Türkiye'de son dönemde gelişen birçok şeye Başbakan Tayyip Erdoğan
teşebbüs etmiş, o geliştirmiştir. İyi bir ekibi ya da kabinesi olabilir.
İyi bir grup çalışması içinde olabilir. Ama Tayyip Bey, teşebbüs
etmiştir genel itibarıyla. Yani eninde sonunda Türkiye'de daima liderin
ve onun iradesinin önemi büyüktür ve bu bir gelenektir. Sonuçta
Başkanlık bizim yapımıza uyar. Ama tabii sınırlar da net biçimde
konmalıdır.
"FEDERASYON TÜRKİYE İÇİN GEÇERLİ DEĞİLDİR"
Federasyon tartışmalarını nasıl değerlendiriyorsunuz?

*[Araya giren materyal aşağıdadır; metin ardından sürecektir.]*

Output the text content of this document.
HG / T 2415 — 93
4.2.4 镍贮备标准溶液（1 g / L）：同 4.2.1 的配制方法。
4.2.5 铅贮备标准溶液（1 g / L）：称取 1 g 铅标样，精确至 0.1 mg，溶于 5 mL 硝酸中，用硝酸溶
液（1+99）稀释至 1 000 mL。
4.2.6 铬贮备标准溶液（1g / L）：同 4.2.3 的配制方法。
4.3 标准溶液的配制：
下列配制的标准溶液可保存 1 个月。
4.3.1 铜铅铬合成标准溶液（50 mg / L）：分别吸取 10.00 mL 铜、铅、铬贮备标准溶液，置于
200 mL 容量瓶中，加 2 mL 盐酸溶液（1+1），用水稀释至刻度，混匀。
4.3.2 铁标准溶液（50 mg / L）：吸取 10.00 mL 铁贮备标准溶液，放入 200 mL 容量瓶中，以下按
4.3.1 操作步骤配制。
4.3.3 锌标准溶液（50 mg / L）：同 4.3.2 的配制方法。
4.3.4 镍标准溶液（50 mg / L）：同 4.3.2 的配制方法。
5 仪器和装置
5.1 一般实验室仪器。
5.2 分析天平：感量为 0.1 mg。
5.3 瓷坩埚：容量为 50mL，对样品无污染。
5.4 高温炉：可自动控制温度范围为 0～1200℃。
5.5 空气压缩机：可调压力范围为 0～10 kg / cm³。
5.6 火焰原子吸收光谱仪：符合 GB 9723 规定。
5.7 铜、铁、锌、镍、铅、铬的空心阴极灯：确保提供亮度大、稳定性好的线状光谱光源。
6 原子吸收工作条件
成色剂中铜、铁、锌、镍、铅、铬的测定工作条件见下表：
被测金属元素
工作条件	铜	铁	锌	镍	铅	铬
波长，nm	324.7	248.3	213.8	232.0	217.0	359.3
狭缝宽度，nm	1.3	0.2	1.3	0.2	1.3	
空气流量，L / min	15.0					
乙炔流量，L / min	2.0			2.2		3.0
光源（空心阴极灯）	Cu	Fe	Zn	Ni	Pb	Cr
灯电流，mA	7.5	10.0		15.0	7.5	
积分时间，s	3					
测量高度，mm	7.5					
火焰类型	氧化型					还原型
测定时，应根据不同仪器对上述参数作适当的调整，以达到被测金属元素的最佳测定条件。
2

Türkiye için federasyon söz konusu değildir. Federasyon olması için
birçok şartların yerine gelmesi lazımdır. Ama o şartlar yoktur. Ancak
bir kesimin otonomi istemesi söz konusu. Hak vermek ayrıdır, otonomi
vermek ayrıdır. Bakın! Eğer Türkiye federasyon olursa gücü kesinlikle
azalır. Türkiye'nin gücü geniş çapta güçlü bir üniter devlet olmasından
doğuyor. Federasyon mutlaka güçsüz bir devlet yaratır demiyorum. Ama bu
Türkiye için geçerli değildir. Sovyetler de federasyondu ilk zaafta
dağıldı gitti. Türkiye demokrasinin ilerlemesi ile çok daha da
güçlenecektir. Federasyon yerine demokrasiyi kökleştirmek gerek.

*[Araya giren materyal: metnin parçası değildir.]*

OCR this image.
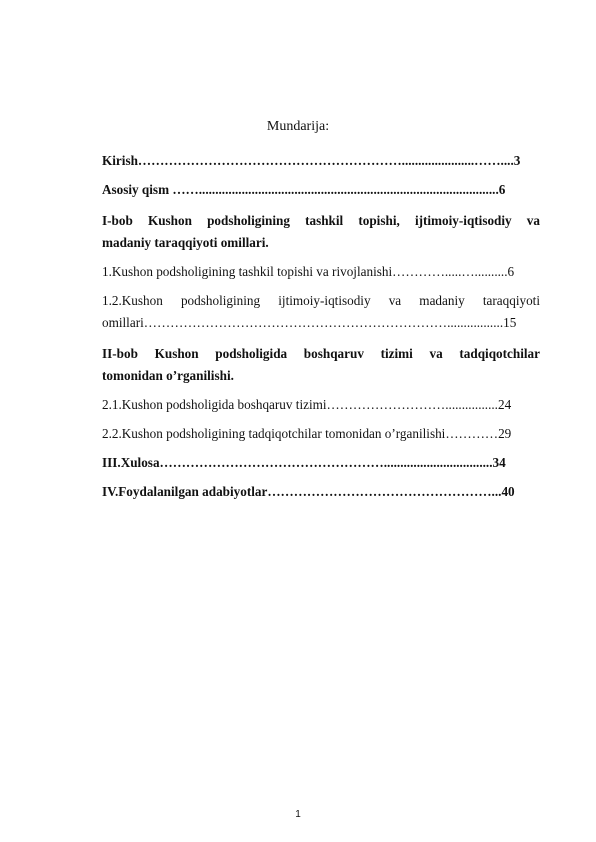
Mundarija:

Kirish……………………………………………………......................……....3

Asosiy qism ……...........................................................................................6

I-bob Kushon podsholigining tashkil topishi, ijtimoiy-iqtisodiy va

madaniy taraqqiyoti omillari.

1.Kushon podsholigining tashkil topishi va rivojlanishi………….....…..........6

1.2.Kushon podsholigining ijtimoiy-iqtisodiy va madaniy taraqqiyoti

omillari…………………………………………………………….................15

II-bob Kushon podsholigida boshqaruv tizimi va tadqiqotchilar

tomonidan o’rganilishi.

2.1.Kushon podsholigida boshqaruv tizimi………………………................24

2.2.Kushon podsholigining tadqiqotchilar tomonidan o’rganilishi…………29

III.Xulosa…………………………………………….................................34

IV.Foydalanilgan adabiyotlar……………………………………………...40

1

Sizce, Arap Dünyası'nda yaşanan olaylar karşısında bundan sonra Türkiye'nin bölgedeki rolü ne olmalıdır?
Türkiye'nin mevcut Ortadoğu siyaseti devam etmelidir. Dostluklar
kurulup pekiştirilmeli, sorunlar çözülmeli ve bu yolda gayret
gösterilmelidir. Fakat Türkiye herhangi bir şekilde fiilen Ortadoğu'nun
durumunu değiştirecek aktif bir siyasete girmemeli.

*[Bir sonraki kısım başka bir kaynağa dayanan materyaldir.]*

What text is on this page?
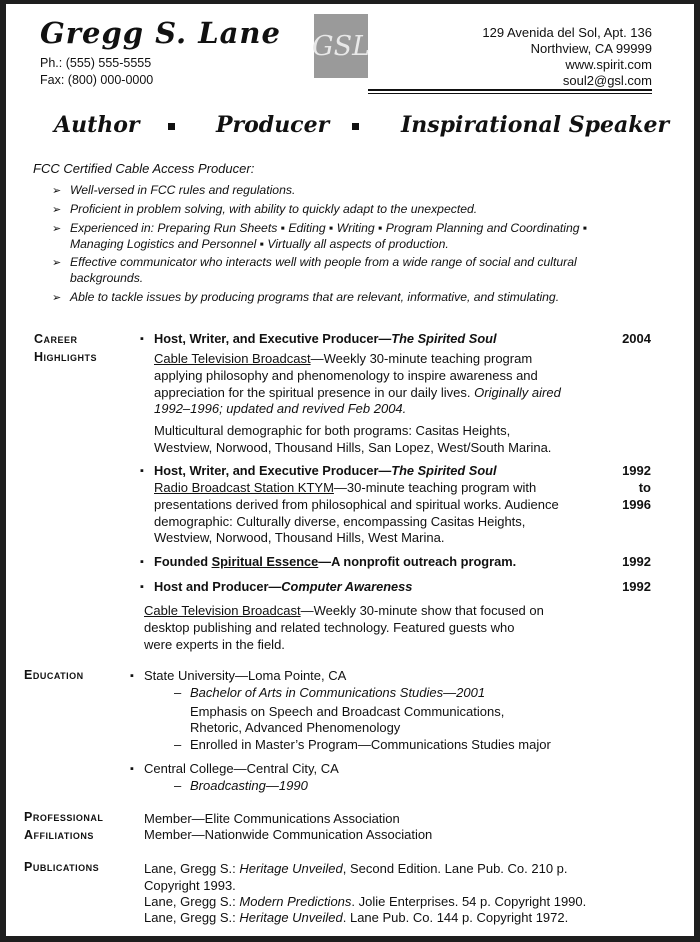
Gregg S. Lane
Ph.: (555) 555-5555
Fax: (800) 000-0000
GSL	129 Avenida del Sol, Apt. 136
Northview, CA 99999
www.spirit.com
soul2@gsl.com
Author	Producer	Inspirational Speaker
FCC Certified Cable Access Producer:
➢ Well-versed in FCC rules and regulations.
➢ Proficient in problem solving, with ability to quickly adapt to the unexpected.
➢ Experienced in: Preparing Run Sheets ▪ Editing ▪ Writing ▪ Program Planning and Coordinating ▪
Managing Logistics and Personnel ▪ Virtually all aspects of production.
➢ Effective communicator who interacts well with people from a wide range of social and cultural
backgrounds.
➢ Able to tackle issues by producing programs that are relevant, informative, and stimulating.
Career
Highlights
▪ Host, Writer, and Executive Producer—The Spirited Soul	2004
Cable Television Broadcast—Weekly 30-minute teaching program
applying philosophy and phenomenology to inspire awareness and
appreciation for the spiritual presence in our daily lives. Originally aired
1992–1996; updated and revived Feb 2004.
Multicultural demographic for both programs: Casitas Heights,
Westview, Norwood, Thousand Hills, San Lopez, West/South Marina.
▪ Host, Writer, and Executive Producer—The Spirited Soul	1992
to
1996
Radio Broadcast Station KTYM—30-minute teaching program with
presentations derived from philosophical and spiritual works. Audience
demographic: Culturally diverse, encompassing Casitas Heights,
Westview, Norwood, Thousand Hills, West Marina.
▪ Founded Spiritual Essence—A nonprofit outreach program.	1992
▪ Host and Producer—Computer Awareness	1992
Cable Television Broadcast—Weekly 30-minute show that focused on
desktop publishing and related technology. Featured guests who
were experts in the field.
Education	▪ State University—Loma Pointe, CA
– Bachelor of Arts in Communications Studies—2001
Emphasis on Speech and Broadcast Communications,
Rhetoric, Advanced Phenomenology
– Enrolled in Master’s Program—Communications Studies major
▪ Central College—Central City, CA
– Broadcasting—1990
Professional
Affiliations
Member—Elite Communications Association
Member—Nationwide Communication Association
Publications	Lane, Gregg S.: Heritage Unveiled, Second Edition. Lane Pub. Co. 210 p.
Copyright 1993.
Lane, Gregg S.: Modern Predictions. Jolie Enterprises. 54 p. Copyright 1990.
Lane, Gregg S.: Heritage Unveiled. Lane Pub. Co. 144 p. Copyright 1972.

"TÜRKİYE ORTADOĞU'DA TARAF TUTMAMALI, DEMOKRASİDEN YANA OLMALIDIR"
Burada gördüğünüz mahzurlar nelerdir?
Türkiye'nin bir geçmişi var. Arap Dünyası'nda Türkiye daha 90 sene
öncesine kadar yabancı bir idare olarak görülüyordu ve bugün Türkiye'nin
birçok atılımları Osmanlıcılık (Neo-Ottomanism) olarak görülmektedir ve
bu bir tehlikedir. Bu tehlike hem Balkanlar'da hem Ortadoğu'da hala
mevcuttur. Az bir zaman sonra Türkiye bölgede fiilen belirli bir kararı
uygulamak isterse mutlaka ve mutlaka tepki gelecektir. "Türkiye bu
bölgeye tekrar hakim olmak istiyor" denecektir. Türkiye burada uyanık
olmalı, dikkat etmelidir.Türkiye'nin bölgedeki aktif siyaseti "Barış,
İstikrar ve Güven" merkezli olmalıdır. Bölgede Türkiye herhangi bir
çatışmada herhangi bir tarafı tutarsa bu Türkiye'nin aleyhine olur.
Türkiye bölgede demokrasi taraftarı olduğunu her ortamda beyan etmelidir
ama herhangi bir gruba daha yakın olmamalıdır. Türkiye'nin her şeyden
evvel içte bünyesini güçlendirmesi gerekiyor. İçerde zaaflardan
kurtuldukça dış etkisi de o derece artar. İçerde bu sorunları çözmüş
Türkiye'nin ilerisi çok daha parlak olabilir.